As the grains of earth are loosened, the spider spins silk thread round them to make up tiny parcels which it carries some distance away from the tunnel. This prevents wasps, centipedes and other enemies from finding the excavation.

When the tunnel has been dug to the depth of a 50-pence piece, the spider covers the opening with a lid made from the grains of earth held together with a silk web. The lid has a bevelled edge so that it fits tightly into the hole like the plug of a bath.

Next, silk thread is spun along one edge of the top of the lid. The other ends of the thread are fixed to the ground to make a hinge.

On the underside of the trapdoor, the spider drills two holes. These form handles into which the spider places its legs to pull the door shut.

The holes are also used to lock the door. If an enemy tries to force its way into the burrow, the spider slips its legs through the holes, so bolting the door.

Immediately it has finished the trapdoor, the spider digs its tunnel deeper and deeper. As it works its way down, it plasters the wall with earth mixed with saliva. This makes the shaft waterproof.

The plastered wall sets hard and smooth and is then “papered” with spider web.

Very often a second tunnel is dug to branch off from the main one. The second tunnel also has a trapdoor. If an intruder gets past the first door it has to tackle the second door before it can get within reach of its quarry.

Sometimes, too, there is a third trapdoor opening on to the surface of the ground. This provides the spider with an escape hatch if the first and second doors are broken down.

Throughout the day, the spider sits just outside its closed trapdoor, waiting for the insects upon which it feeds. Immediately one comes along, the spider snaps it up, opens the trap and disappears into the tunnel for dinner.

There are more than a hundred species of trapdoor spiders. They range in size from midgets about ten millimetres across to giants bigger in diameter than a ten-penny-piece.

All true trapdoor spiders are native to warm climates, such as those of Africa, Indonesia, Malaysia and South America. But Britain is not without its ingenious spiders.

In the south of England there lives a rare species called the raft spider, which builds tiny boats of leaves and twigs lashed together with silken cables. These are launched on the surface of a pond when the spiders wish to make a raid upon the water insects.

The spider skipper often leaves his ship and runs over the surface of the pond to catch flies, or even dives below to seize a water creature.

Even more ingenious is the true water spider which lives among the plants at the bottom of clear, quiet ponds.

There it builds a thimble-shaped dome of waterproof silk and plant material fastened mouth downwards to the edge of the plant or wedged in the crevice of a stone. Then it goes to the surface and catches air bubbles and carries them down, brushing them off into its cell until it is full of air. To this home, the water spider brings whatever prey it catches. Here, too, its eggs are laid and hatched.

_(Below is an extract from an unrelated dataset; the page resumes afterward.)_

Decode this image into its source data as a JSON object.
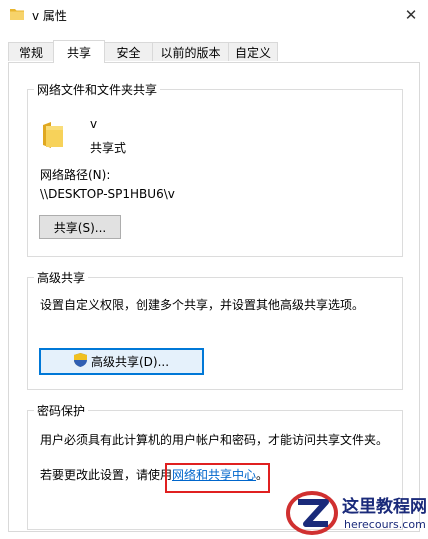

Truly, spiders are wonderful creatures. They are not insects. Insects have six legs. Spiders belong to the family known as arachnids and they all have eight legs.

Each of these legs consists of seven segments and ends in two or three sharp claws. And the number of their eyes varies from two to eight, depending upon their species. But what really makes a spider distinctive is the way it has adpated its behaviour to ensure its survival, whether this means making a trapdoor, sailing on a raft or making an air-filled home in the depths of a pond.